20.05.2008 - 01:00 | Son Güncellenme:
MİLLİYET EGE
AKP’nin seçim başarısında belediyelerin erzak, kömür dağıtımı gibi yardımlarını çok öne çıkarıyor CHP yöneticileri. “Kömür verdiler, seçmeni kandırdılar, oy aldılar” diye... İzmir Büyükşehir Belediyesi de belli kesimlere yardım yapıyor. Bu yöntemi siz nasıl değerlendiriyorsunuz?
- Efendim, belediyelerin fakir ve muhtaca yardım etme görevi, yetkisi var. Bu ayrı birşey. Mesela bir de “Başkent’te 425 bin kişiye erzak dağıttım” demek var. Yani “425 bin erzağa ya da yardıma muhtaç aile var” demek. Bu kadar çok muhtaç olur mu? Biz bu kentin parasını harcıyoruz. Ulaştığımız rakam İzmir’de 35 bin civarında, ulaşmadıtlarımız da vardır ama 40 bini de geçeceğine inanmıyorum. 41 bininci yardımı yaparsak parayı sokağa atıyoruz demektir. Benim anlayışım budur.
Siz birine yardım ederken benim hiç fotoğrafımı gördünüz mü?
Hem inanımızda, hem geleneklerimizde yardımın rencide edilmeden yapılması, “alandan ve verenden başkasının bilmemesi” gibi ciddi bir kuralımız da vardır. İsterseniz bunu inancımıza bağlayın, isterseniz Anadolu’nun gelenek ve göreneklerine bağlayın. Şimdi böyle bir konumda bunu bir reklam malzemesi yapmak yanlış. Zaten CHP’nin de üst düzey yetkililerinin eleştirdiği konu da bu olsa gerek diye düşünüyorum.
Yani prensip olarak siz yoksullara yardıma karşı değilsiniz ama bunun yöntemi, üslubu, objektif kriterleri olmalı.
- Hem tespit önemlidir, hem de veriliş yöntemi önemli.

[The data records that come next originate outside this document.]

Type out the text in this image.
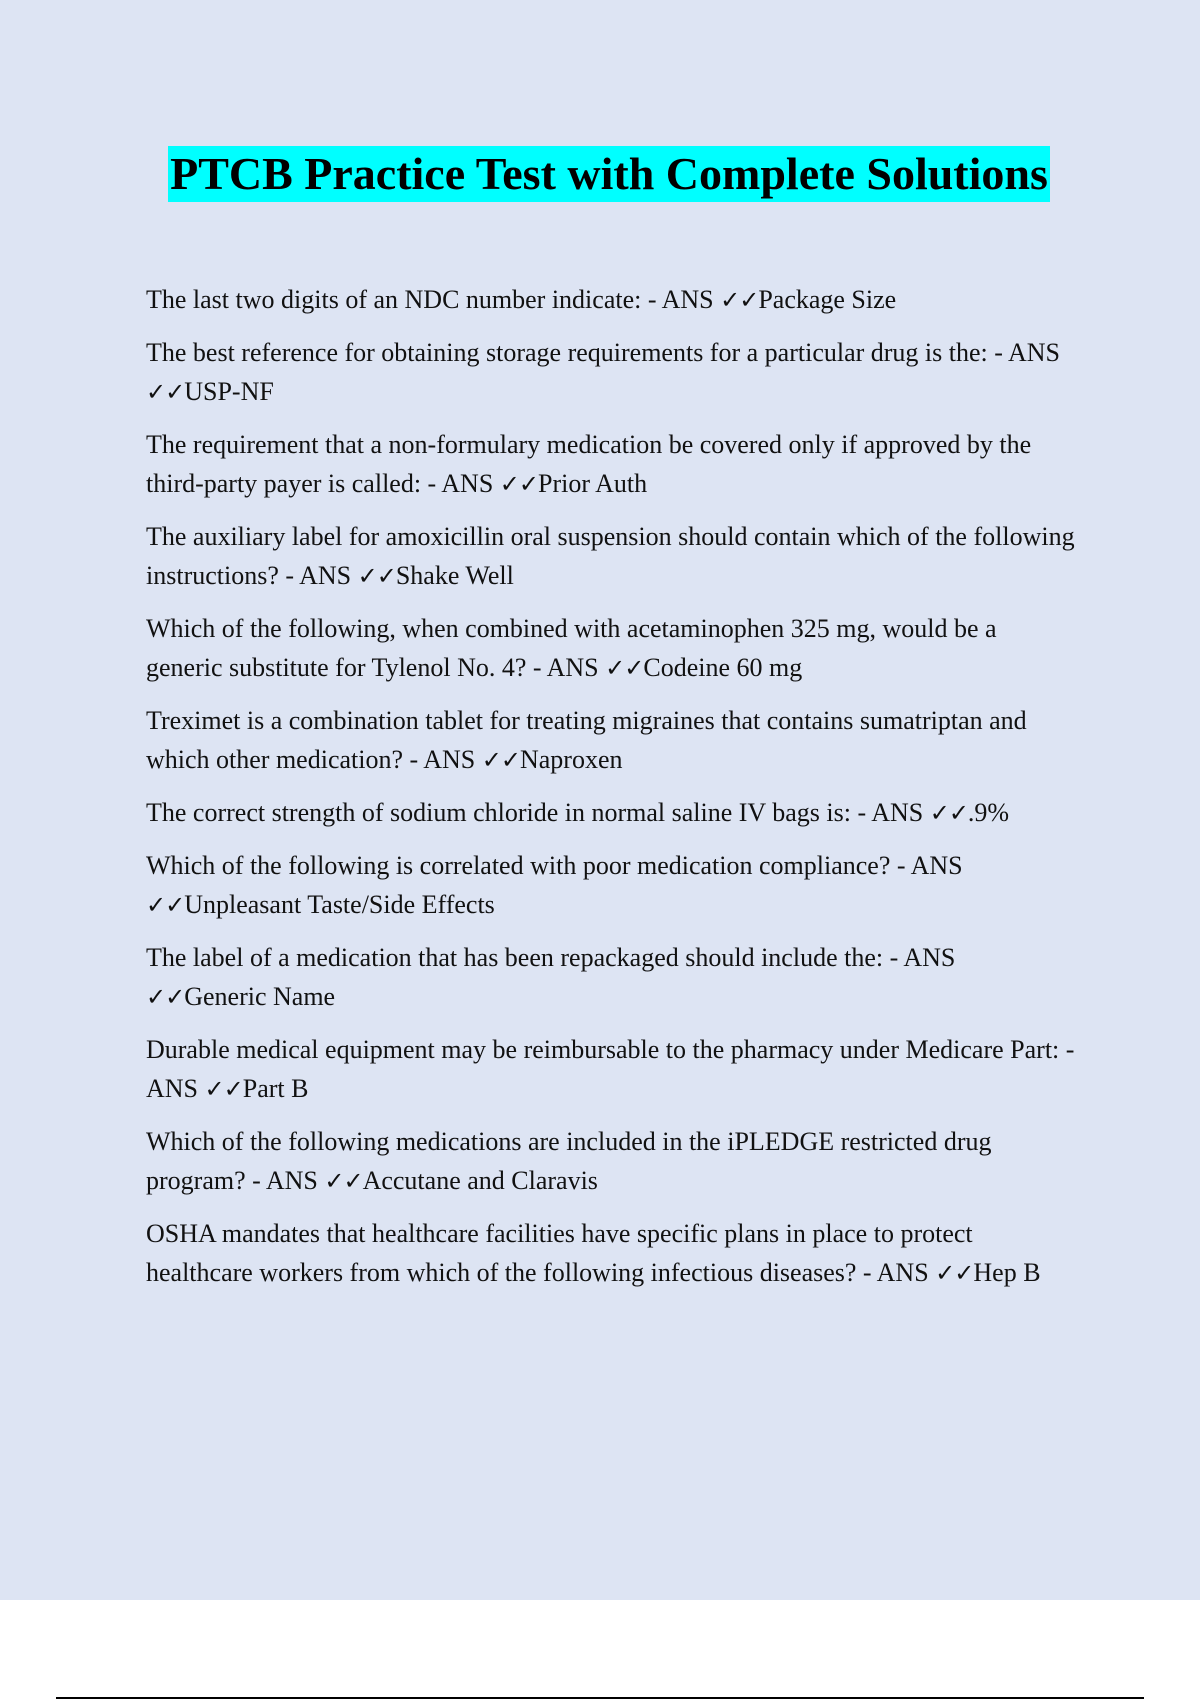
PTCB Practice Test with Complete Solutions
The last two digits of an NDC number indicate: - ANS ✓✓Package Size
The best reference for obtaining storage requirements for a particular drug is the: - ANS ✓✓USP-NF
The requirement that a non-formulary medication be covered only if approved by the third-party payer is called: - ANS ✓✓Prior Auth
The auxiliary label for amoxicillin oral suspension should contain which of the following instructions? - ANS ✓✓Shake Well
Which of the following, when combined with acetaminophen 325 mg, would be a generic substitute for Tylenol No. 4? - ANS ✓✓Codeine 60 mg
Treximet is a combination tablet for treating migraines that contains sumatriptan and which other medication? - ANS ✓✓Naproxen
The correct strength of sodium chloride in normal saline IV bags is: - ANS ✓✓.9%
Which of the following is correlated with poor medication compliance? - ANS ✓✓Unpleasant Taste/Side Effects
The label of a medication that has been repackaged should include the: - ANS ✓✓Generic Name
Durable medical equipment may be reimbursable to the pharmacy under Medicare Part: - ANS ✓✓Part B
Which of the following medications are included in the iPLEDGE restricted drug program? - ANS ✓✓Accutane and Claravis
OSHA mandates that healthcare facilities have specific plans in place to protect healthcare workers from which of the following infectious diseases? - ANS ✓✓Hep B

AKP’nin, “sadaka kültürü yaratıyor” diye eleştirilere hedef olan yaptıklarıyla sizin “sosyal belediyecilik” diye yardım dağıtmanız arasında ne fark var?
- Bu mantıkla, sizin yorumunuzla, sizin cephenizden bakarsak, bir fark yok gibi görünüyor. Melih Gökçek Kızılay Meydanı’nda otobüsün üzerine çıkıp erzak dağıtıyor. Fark bu. İhtiyaç sahibini bulup vermek, sosyal dayanışma sağlamak. Onun için titiz davranmak zorundasınız.

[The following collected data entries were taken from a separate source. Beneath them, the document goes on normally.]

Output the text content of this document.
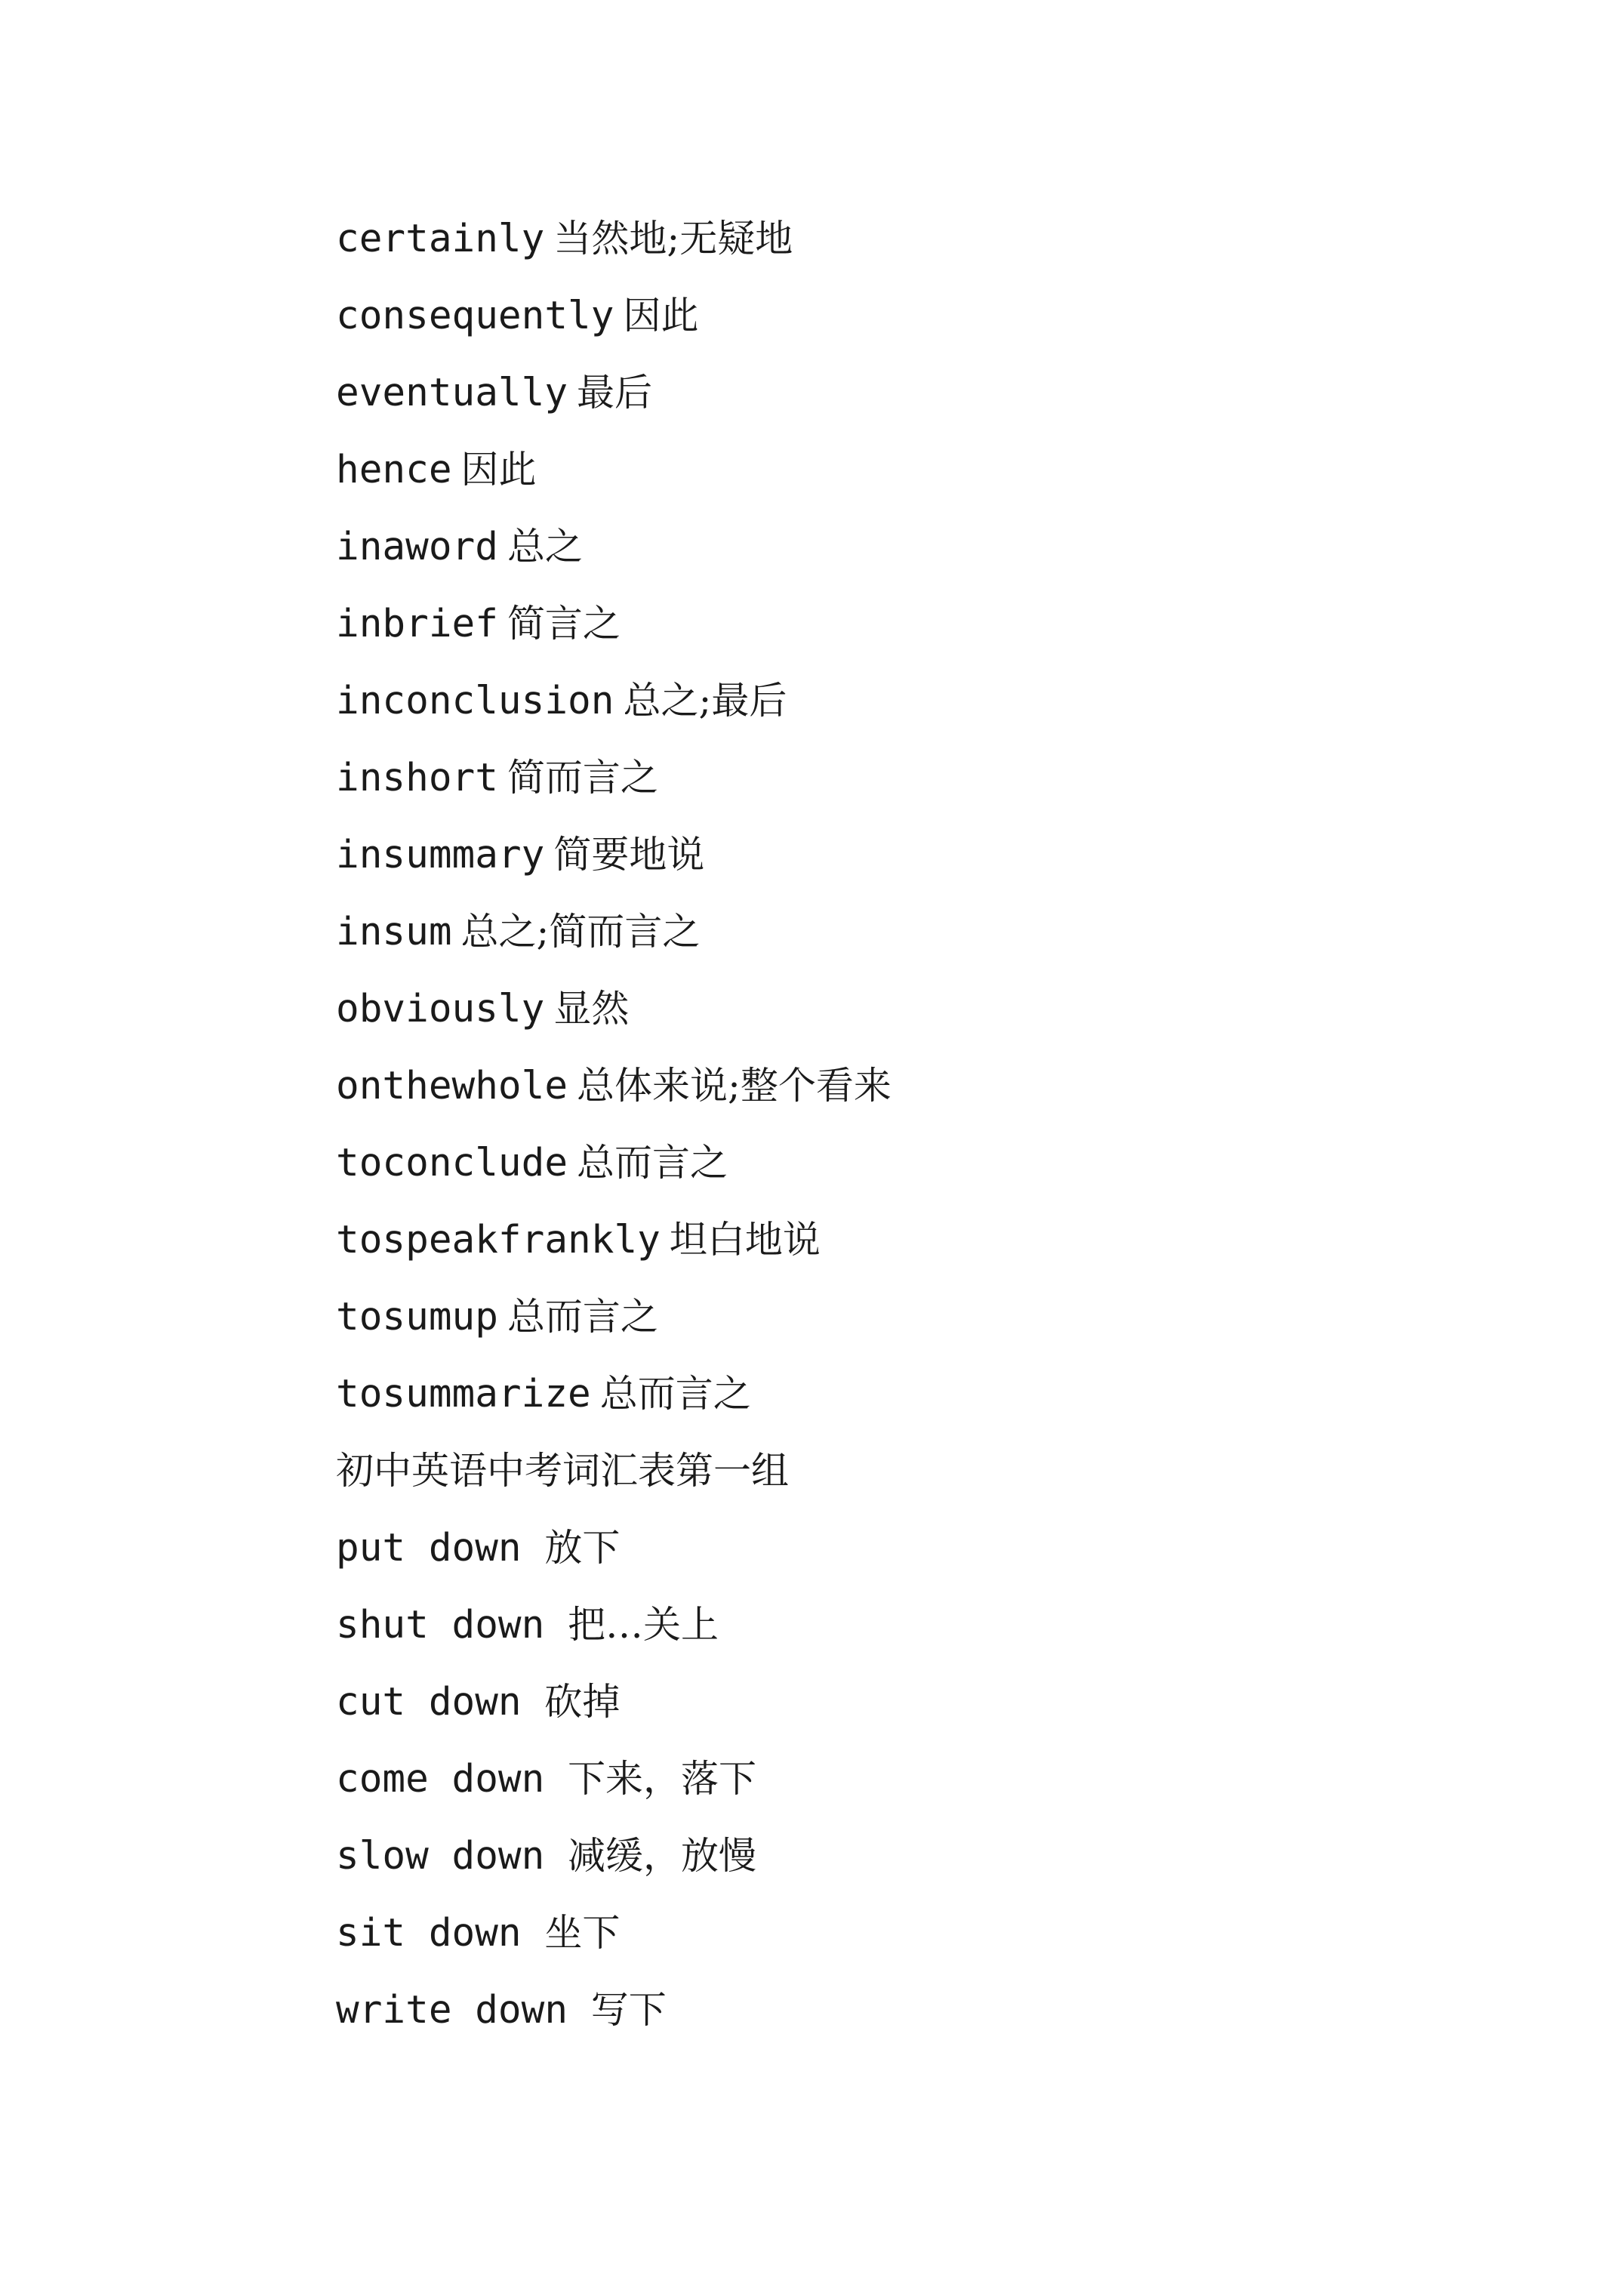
certainly 当然地;无疑地
consequently 因此
eventually 最后
hence 因此
inaword 总之
inbrief 简言之
inconclusion 总之;最后
inshort 简而言之
insummary 简要地说
insum 总之;简而言之
obviously 显然
onthewhole 总体来说;整个看来
toconclude 总而言之
tospeakfrankly 坦白地说
tosumup 总而言之
tosummarize 总而言之
初中英语中考词汇表第一组
put down 放下
shut down 把…关上
cut down 砍掉
come down 下来，落下
slow down 减缓，放慢
sit down 坐下
write down 写下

Bu görevi hayal bile etmemiştim
Eskiden sanki omuzlarınız biraz düşüktü. Şimdi enerjik görünüyorsunuz? Ne oldu böyle size?
- Tabi ben bu işe hazırlıksız geldim. Ve gerçekten de kuşkularım ve korkularım da vardı. Koskoca bir gemi... Koskoca bir hayal büyükşehir. Hiç düşünmemişsin, hayal bile etmemişsin. Ben, “Bu büyükşehir belediye başkanı ne yapar” diye düşünmemişim bile 30 saniye. Bir de kenti tanımıyorum. Kimseyi tanımıyorum. Kimseyle ilişkim yok. Ben, Bornova’da kendi kabuğunda yaşayan bir adamdım. Tabi ki bir-iki senemiz çok sıkıntılı geçti. Ama şimdi çok şükür, en azından laik olmaya çalışıyoruz. Elle de tutulur birşeyler yapmaya çalıştık. O da bize hem moral veriyor, hem de mutluluk veriyor. Benim de morale ihtiyacım var, ama o dönem kimse bana moral vermedi. İster istemez vermedi; çünkü tereddütle baktı.
Kenti, paçasından çekenler var
Kentin kalkınması için yabancı kaynakların da gelmesi lazım mı? Örneğin başka kentlerde olmayan Yüksek Yapılar Kurulu var belediyenin... Bu kurulun yararına inanıyor musunuz?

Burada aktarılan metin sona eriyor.